Item: A Marine Corps colonel convened a special court-martial, a less serious proceeding than a general court-martial, to hear fraternization charges against a female warrant officer. One witness said the chief of staff for the base commander paid a visit to the colonel, telling him angrily, "I want her out of the Marine Corps," and calling the court-marital proceeding "the last nail in her coffin." The colonel withdrew the special court-martial finding, and the warrant officer was tried at general court-martial, convicted, and dismissed from the Marines.
Item: Citing an "atmosphere of unlawful command influence," a military judge transferred the court-martial proceedings of a military doctor to another command. The judge ruled last year that Gen. Charles Krulak, then the Marine Corps commandant, and other officials might have improperly sought to influence the referral of the case to a court-martial.
In numerous appellate court decisions, the "appearance" of improper influence by commanding officers is cited rather than actual misconduct. Why? Such influence "is difficult to see and harder to prove," Judge Eugene Sullivan of the Court of Appeals for the Armed Forces wrote in December 1999. The court earlier warned that the "appearance of unlawful command influence is as devastating to the military justice system as the actual manipulation of any given trial."
Top JAG officials maintain that command influence seldom takes place. When instances of it are identified, they say, the remedy is to take away from a commanding officer the power to convene a court-martial. Most often, says Rear Adm. Michael Lohr, the Navy judge advocate general, commanding officers get into trouble when they make careless pretrial statements that might suggest an attempt to manipulate a court-martial.

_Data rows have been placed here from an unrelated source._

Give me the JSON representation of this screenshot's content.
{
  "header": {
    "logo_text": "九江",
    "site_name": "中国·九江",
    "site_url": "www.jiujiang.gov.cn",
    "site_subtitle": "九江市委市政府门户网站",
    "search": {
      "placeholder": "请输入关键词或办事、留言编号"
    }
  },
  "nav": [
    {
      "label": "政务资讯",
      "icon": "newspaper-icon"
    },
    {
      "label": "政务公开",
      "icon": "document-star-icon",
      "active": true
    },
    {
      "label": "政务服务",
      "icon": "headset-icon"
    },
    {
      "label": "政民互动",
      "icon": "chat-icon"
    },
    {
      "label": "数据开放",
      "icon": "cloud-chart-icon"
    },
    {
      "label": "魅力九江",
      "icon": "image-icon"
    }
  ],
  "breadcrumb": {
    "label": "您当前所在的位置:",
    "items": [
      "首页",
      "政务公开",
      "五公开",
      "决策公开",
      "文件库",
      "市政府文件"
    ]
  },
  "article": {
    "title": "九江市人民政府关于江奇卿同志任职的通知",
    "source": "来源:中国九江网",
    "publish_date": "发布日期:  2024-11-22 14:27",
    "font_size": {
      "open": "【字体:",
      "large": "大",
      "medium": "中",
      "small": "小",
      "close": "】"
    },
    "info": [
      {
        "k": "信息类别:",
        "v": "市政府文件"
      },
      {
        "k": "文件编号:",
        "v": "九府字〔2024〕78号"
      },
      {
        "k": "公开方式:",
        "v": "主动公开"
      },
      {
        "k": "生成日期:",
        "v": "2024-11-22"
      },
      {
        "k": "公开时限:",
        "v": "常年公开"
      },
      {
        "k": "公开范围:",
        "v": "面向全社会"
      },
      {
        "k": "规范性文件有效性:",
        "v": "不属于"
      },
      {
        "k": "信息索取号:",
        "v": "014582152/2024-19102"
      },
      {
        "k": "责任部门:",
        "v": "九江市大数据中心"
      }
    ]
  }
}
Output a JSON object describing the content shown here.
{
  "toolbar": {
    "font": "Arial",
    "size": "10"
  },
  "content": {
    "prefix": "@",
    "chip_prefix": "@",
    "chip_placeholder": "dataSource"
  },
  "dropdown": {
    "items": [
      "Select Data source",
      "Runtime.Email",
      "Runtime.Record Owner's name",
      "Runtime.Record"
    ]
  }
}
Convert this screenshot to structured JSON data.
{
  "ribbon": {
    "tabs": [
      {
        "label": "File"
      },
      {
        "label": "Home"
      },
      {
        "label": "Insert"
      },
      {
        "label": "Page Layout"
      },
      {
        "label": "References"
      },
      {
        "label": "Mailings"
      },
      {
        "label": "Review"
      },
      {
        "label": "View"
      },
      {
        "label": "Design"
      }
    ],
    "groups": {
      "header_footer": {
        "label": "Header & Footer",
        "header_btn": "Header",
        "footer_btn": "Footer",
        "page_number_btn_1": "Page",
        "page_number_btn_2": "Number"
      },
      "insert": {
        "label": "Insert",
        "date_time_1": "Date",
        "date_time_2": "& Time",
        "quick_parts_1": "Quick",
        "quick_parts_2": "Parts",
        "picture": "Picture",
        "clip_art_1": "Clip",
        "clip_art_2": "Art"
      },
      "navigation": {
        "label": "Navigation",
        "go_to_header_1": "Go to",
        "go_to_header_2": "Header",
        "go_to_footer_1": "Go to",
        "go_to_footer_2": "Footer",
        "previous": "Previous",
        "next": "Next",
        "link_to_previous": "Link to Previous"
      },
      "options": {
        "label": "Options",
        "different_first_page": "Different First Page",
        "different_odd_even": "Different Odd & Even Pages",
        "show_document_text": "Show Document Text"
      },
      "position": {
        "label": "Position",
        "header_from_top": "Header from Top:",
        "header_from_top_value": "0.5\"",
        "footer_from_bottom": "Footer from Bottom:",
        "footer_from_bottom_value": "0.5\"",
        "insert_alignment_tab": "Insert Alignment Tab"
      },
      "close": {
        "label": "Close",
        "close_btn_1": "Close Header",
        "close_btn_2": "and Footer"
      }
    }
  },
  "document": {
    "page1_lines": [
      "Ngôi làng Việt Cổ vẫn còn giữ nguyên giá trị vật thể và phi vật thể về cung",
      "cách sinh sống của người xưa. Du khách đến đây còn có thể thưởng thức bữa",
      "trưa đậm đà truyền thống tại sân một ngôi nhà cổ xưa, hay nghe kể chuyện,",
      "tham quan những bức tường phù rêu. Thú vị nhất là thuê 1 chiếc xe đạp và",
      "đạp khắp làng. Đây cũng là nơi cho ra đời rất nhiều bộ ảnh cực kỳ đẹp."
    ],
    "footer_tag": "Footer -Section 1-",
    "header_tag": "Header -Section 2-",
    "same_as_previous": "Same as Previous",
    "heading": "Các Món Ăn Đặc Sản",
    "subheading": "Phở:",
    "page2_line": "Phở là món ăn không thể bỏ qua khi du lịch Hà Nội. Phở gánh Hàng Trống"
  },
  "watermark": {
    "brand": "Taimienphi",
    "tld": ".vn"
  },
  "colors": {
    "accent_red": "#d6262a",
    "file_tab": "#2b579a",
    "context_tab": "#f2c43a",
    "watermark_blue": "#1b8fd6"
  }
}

But even when there is no such attempt, a commander's determination to pursue an underling can have enormous consequences. Take the case of Gretchen Payne, an Army staff sergeant with 16 years of service. Payne's legal troubles were directly attributable to her commander at Fort Jackson, S.C. The Army believed him, not her, and as a result, Payne, a married mother of two, was court-martialed for sexual misconduct. Her battalion commander, Lt. Col. Samuel Hawes, told Army investigators that he walked into an office at Fort Jackson in July 2001 and saw Sergeant Payne and Sgt. 1st Class Curtis Brown engaged in "consensual sex." Payne maintained she had been assaulted; Brown said the encounter was consensual, but an Army polygraph indicated "deception" on his part. Nonetheless, the Army went ahead with Payne's court-martial--even though Brown had been disciplined in the past for aggravated assault. At trial, an Army investigator testified for the defense that Brown had admitted lying on a critical point. Soon after, a five-member jury panel acquitted Payne. The Army says it treated her fairly. Payne's attorney, William Cassara, says: "The Army will say the system worked--that she was acquitted--but the larger question is this: Why did they put her through this emotional hell?"